ADVOGADO – CONDENAÇÃO PENAL MERAMENTE RECORRÍVEL – PRISÃO CAUTELARRECOLHIMENTO A ‘SALA DE ESTADO-MAIOR’ ATÉ O TRÂNSITO EM JULGADO DA SENTENÇA CONDENATÓRIA – PRERROGATIVA PROFISSIONAL ASSEGURADA PELA LEI Nº 8.906/94 (ESTATUTO DA ADVOCACIA, ART. 7º, V) – INEXISTÊNCIA, NO LOCAL DO RECOLHIMENTO PRISIONAL, DE DEPENDÊNCIA QUE SE QUALIFIQUE COMO ‘SALA DE ESTADO-MAIOR’ – HIPÓTESE EM QUE SE ASSEGURA, AO ADVOGADO, O RECOLHIMENTO ‘EM PRISÃO DOMICILIAR’ (ESTATUTO DA ADVOCACIA, ART. 7º, V, ‘IN FINE’) – SUPERVENIÊNCIA DA LEI Nº 10.258/2001 – INAPLICABILIDADE DESSE NOVO DIPLOMA LEGISLATIVO AOS ADVOGADOS – EXISTÊNCIA, NO CASO, DE ANTINOMIA SOLÚVELSUPERAÇÃO DA SITUAÇÃO DE CONFLITO MEDIANTE UTILIZAÇÃO DO CRITÉRIO DA ESPECIALIDADE – PREVALÊNCIA DO ESTATUTO DA ADVOCACIACONFIRMAÇÃO DAS MEDIDAS LIMINARES ANTERIORMENTE DEFERIDAS – PEDIDO DE ‘HABEAS CORPUS’ DEFERIDO. (…).

(HC 88.702/SP, Rel. Min. CELSO DE MELLO, Segunda Turma)

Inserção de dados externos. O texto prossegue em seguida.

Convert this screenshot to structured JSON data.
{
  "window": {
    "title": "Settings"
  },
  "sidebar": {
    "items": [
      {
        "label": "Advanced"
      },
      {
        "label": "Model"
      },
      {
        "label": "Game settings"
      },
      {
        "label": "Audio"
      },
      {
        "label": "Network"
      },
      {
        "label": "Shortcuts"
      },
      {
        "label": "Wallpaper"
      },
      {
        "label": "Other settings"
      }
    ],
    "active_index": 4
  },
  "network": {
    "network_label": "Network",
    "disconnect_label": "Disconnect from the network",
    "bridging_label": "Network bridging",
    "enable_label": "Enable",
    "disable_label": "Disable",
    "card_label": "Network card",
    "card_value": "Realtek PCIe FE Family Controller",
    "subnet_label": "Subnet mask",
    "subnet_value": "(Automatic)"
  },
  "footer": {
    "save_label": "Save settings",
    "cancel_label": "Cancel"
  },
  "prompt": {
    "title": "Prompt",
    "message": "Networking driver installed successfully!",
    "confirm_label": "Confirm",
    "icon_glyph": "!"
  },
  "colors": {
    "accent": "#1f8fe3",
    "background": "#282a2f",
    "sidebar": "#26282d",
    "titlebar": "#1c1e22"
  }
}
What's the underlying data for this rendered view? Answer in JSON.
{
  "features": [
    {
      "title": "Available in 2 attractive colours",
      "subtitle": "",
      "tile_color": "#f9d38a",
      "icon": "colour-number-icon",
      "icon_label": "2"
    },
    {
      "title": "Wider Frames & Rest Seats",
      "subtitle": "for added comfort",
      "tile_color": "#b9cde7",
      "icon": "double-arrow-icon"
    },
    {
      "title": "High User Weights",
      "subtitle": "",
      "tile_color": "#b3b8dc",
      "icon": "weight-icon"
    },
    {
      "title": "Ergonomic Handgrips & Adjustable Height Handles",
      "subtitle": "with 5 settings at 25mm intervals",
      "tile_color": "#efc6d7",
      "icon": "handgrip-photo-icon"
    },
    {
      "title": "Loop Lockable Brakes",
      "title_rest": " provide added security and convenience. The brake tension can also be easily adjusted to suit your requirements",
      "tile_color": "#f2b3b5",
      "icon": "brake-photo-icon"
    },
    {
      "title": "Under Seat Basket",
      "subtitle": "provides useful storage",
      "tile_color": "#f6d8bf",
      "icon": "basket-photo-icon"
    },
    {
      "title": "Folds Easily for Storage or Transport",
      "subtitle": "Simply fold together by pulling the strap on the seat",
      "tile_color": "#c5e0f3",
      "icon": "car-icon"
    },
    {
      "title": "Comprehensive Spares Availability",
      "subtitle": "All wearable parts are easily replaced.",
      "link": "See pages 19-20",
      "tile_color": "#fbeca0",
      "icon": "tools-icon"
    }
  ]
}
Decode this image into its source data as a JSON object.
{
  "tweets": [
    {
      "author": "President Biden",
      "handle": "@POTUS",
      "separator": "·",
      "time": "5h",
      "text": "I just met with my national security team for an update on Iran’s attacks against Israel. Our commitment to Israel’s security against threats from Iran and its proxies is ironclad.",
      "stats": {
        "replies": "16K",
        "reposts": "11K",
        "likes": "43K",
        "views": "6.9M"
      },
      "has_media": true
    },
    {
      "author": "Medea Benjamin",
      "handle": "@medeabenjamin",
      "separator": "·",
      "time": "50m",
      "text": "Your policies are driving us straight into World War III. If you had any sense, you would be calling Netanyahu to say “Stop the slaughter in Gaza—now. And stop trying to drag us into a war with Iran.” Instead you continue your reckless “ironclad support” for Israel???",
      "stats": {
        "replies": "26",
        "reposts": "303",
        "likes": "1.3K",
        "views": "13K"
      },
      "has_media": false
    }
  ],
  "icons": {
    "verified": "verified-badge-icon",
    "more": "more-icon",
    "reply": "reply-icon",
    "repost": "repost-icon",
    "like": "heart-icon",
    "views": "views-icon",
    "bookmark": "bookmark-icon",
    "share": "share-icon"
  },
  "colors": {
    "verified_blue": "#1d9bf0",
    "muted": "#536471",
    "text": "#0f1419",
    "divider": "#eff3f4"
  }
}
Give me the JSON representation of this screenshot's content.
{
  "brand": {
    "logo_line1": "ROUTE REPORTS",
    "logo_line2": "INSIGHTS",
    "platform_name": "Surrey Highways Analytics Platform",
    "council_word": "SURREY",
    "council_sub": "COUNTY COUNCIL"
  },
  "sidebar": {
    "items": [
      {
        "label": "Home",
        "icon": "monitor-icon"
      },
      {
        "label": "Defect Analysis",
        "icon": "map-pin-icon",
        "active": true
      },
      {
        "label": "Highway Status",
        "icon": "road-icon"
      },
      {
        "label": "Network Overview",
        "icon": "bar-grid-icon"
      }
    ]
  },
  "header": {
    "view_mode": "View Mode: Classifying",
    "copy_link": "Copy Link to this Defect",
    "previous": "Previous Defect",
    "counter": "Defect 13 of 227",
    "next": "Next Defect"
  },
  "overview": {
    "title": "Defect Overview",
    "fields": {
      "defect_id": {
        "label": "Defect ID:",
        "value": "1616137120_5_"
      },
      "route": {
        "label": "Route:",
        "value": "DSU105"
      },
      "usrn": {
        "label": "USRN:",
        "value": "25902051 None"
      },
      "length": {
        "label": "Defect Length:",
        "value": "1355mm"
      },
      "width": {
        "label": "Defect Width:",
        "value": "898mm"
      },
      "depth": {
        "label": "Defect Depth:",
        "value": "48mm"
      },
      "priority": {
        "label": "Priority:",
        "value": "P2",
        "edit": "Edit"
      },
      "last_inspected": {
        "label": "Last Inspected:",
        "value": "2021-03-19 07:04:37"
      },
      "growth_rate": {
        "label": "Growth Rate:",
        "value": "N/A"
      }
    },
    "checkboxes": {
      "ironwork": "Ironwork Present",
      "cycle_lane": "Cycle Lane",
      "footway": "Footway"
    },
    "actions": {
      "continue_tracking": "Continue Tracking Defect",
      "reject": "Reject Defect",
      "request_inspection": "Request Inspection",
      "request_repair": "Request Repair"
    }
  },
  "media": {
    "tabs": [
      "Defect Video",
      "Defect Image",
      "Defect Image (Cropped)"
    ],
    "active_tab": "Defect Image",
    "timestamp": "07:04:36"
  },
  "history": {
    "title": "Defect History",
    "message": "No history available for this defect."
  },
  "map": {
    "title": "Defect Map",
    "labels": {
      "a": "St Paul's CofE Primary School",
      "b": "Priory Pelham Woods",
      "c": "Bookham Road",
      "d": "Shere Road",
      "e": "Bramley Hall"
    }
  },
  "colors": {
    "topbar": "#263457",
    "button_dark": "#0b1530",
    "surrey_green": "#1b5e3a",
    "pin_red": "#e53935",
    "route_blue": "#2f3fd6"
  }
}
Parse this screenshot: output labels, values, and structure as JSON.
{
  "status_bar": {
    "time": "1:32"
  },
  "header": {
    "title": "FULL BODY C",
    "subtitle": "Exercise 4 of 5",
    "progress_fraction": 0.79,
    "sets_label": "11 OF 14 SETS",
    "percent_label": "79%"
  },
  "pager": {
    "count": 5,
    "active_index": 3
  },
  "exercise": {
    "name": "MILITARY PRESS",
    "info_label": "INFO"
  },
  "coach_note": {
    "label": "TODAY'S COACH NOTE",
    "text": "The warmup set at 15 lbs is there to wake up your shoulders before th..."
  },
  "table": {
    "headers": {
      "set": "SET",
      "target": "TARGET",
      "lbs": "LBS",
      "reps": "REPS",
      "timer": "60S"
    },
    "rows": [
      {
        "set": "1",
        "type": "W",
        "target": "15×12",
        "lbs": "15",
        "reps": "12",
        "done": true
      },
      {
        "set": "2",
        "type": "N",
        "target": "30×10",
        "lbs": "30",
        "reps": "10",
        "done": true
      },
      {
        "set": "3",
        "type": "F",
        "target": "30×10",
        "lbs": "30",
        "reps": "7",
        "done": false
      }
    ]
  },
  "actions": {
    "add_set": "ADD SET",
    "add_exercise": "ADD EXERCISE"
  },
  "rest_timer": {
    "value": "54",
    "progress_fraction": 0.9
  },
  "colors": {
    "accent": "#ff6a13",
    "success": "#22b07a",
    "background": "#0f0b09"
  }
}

Ao assim decidir, notadamente no julgamento que constitui o paradigma de confronto (ADI 1.127/DF), cuja invocação legitima a utilização da presente via reclamatória, o Supremo Tribunal Federal teve presentedentre outras lições expendidas por eminentes autores (HUGO DE BRITO MACHADO, “Introdução ao Estudo do Direito”, p. 164/166 e 168, itens ns. 1.2, 1.3 e 1.6, 2ª ed., 2004, Atlas; MARIA HELENA DINIZ, “Lei de Introdução ao Código Civil Brasileiro Interpretada”, p. 67/69, item n. 4, e p. 72/75, item n. 7, 1994, Saraiva; ROBERTO CARLOS BATISTA, “Antinomias Jurídicas e Critérios de Resolução”, in” Revista de Doutrina e Jurisprudência-TJDF/T, vol. 58/25-38, 32-34, 1998; RAFAEL MARINANGELO, “Critérios para Solução de Antinomias do Ordenamento Jurídico”, “in” Revista do Instituto dos Advogados de São Paulo, vol. 15/216-240, 232-233, 2005, RT, v.g) – o magistério, sempre lúcido e autorizado, de NORBERTO BOBBIO (“Teoria do Ordenamento Jurídico”, p. 91/92 e 95/97, item n. 5, trad. Cláudio de Cicco/Maria Celeste C. J. Santos, 1989, Polis/Editora UnB), para quem, na perspectiva do contexto em exame, e ocorrendo situação de conflito entre normas (aparentemente) incompatíveis, deve prevalecer, por efeito do critério da especialidade, o diploma estatal (o Estatuto da Advocacia, no caso) que subtrai, de uma norma, uma parte de sua matéria, para submetê-la a uma regulamentação diferente (contrária ou contraditória)…” (grifei).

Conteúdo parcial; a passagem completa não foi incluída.